Why I Stopped Asking Suppliers for 'One-Stop Shop' Quotes
When I first started managing purchasing for our company, I thought I had it figured out. I believed the best supplier was the one who could do everything—doors, hardware, sunshades, louvers, the works. One call, one order, one invoice. Efficiency, right?
Wrong. Or rather, not always. After five years and a few expensive mistakes, I've landed on a different view. The vendors who know what they don't know are often the ones worth keeping.
The 'Do-It-All' Trap
Take our experience with expansion joint covers. We needed a specific system for a retrofit project. I contacted a general supplier who claimed to handle 'all building specialties.' They took the order, quoted a competitive price, and seemed confident.
What arrived was… close. But close isn't the same as right. The joint width was off by a quarter-inch. The cover profile didn't match the existing deck. The installation team spent two days on-site making modifications that should have taken half a day. The total cost after labor and delays? About 30% more than the original quote.
Here's something vendors won't tell you: a 'standard' expansion joint is often anything but. Different substrates, traffic loads, seismic requirements—these details matter. A specialist who lives and breathes this category catches those nuances before the order goes to fabrication.
When 'We Don't Do That' Earns Trust
Contrast that with our supplier for louvers. We needed a custom size for a mechanical screen enclosure. Their sales rep told me upfront: 'This isn't our strong suit. We specialize in standard architectural louvers. For a custom fabrication with those wind-load requirements, here's who we'd recommend.'
I paused. They just sent me to a competitor. Was that a mistake? No. They earned my trust for everything else.
That honesty saved us—and them—a headache. They avoided a project that would stretch their capabilities. We got a better product from someone who actually does that work. And when I need standard louvers for our next project? They're my first call. Every time.
What Specialization Actually Looks Like
This isn't just theory. Over the past three years, I've tracked our vendor performance informally. What I found:
- Specialist suppliers (e.g., those focused primarily on door hardware or wall protection) had a rework rate under 5% on their core products.
- Generalist suppliers who took on the same categories had a rework rate closer to 15-20%—and that's when they didn't just ship the wrong item entirely.
- More importantly: specialist lead times were more predictable. They had the stock, the tooling, the experience. They knew how long things actually took.
I should add that this isn't about size. We work with small specialist shops and large national distributors. The common factor isn't scale—it's focus. The vendor who tells me 'we do this, but not that' is demonstrating a kind of product knowledge that protects both of us.
But What About the Convenience Factor?
I know the counter-argument. 'But it's easier to have one vendor. You get better pricing with volume. Less paperwork.'
Fair points. I've tested that approach, too. In 2024, we consolidated a portion of our orders with a single supplier—doors, frames, hardware, and kick plates. We negotiated a volume discount. The quarterly reporting was simpler.

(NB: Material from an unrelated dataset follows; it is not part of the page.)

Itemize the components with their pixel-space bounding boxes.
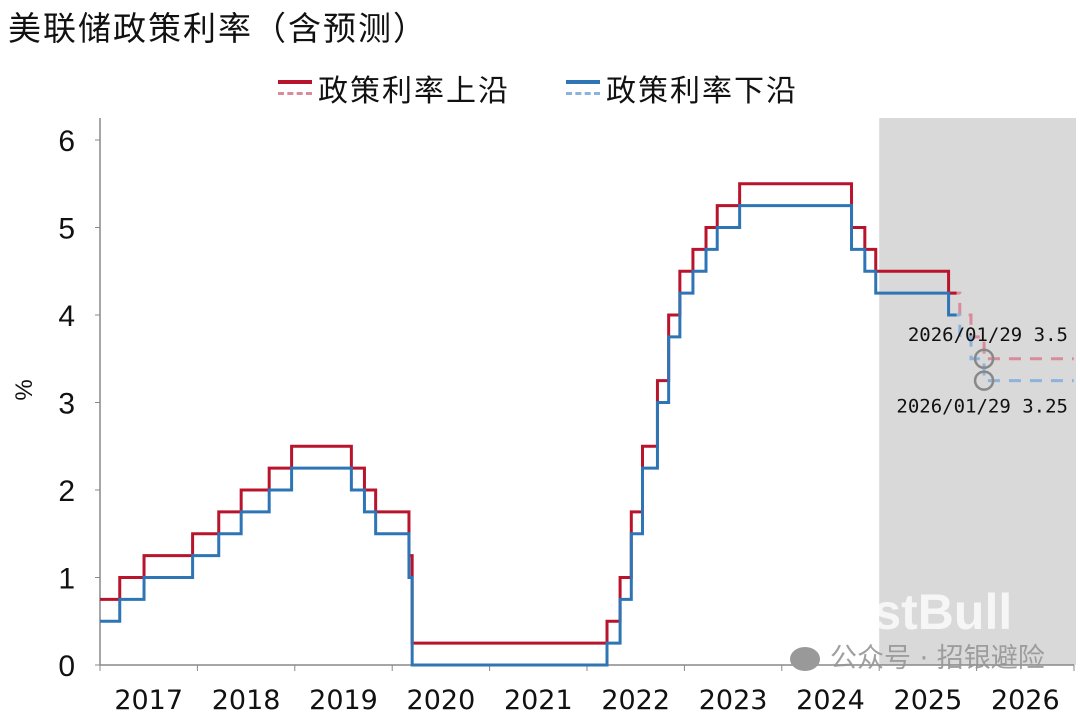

But the hidden cost showed up in the details. The door frames arrived with the wrong strike plate preparation for our hardware. We had to order custom hinges separately because their 'standard hinge' wasn't spec-compliant for our fire-rated assemblies. What I saved on unit pricing, I lost in coordination and replacement orders. (About $2,400 in rejected expenses from incorrect hardware alone, per our finance team's tracking.)
The Bottom Line: Know the Boundary
I've come to see that a vendor's willingness to define their own boundaries is a signal. Not weakness—professionalism. It tells me they understand their product, their process, and their limits. And that's worth more than a promise to be everything.
So here's my rule now: I'd rather work with a specialist who knows their limits than a generalist who overpromises. The specialist protects my timeline, my budget, and—most importantly—my reputation with the teams who use what I order.
Does it mean I maintain more vendor relationships? Yes. I manage about 8 core vendors for different categories. Processing maybe 200 orders a year across them. But the error rate has dropped. The stress has dropped. And the quality? That's actually gone up.
Pricing for construction specialties like expansion joints, louvers, and door hardware varies widely by specification, region, and current material costs. Always verify current quotes and lead times directly with suppliers.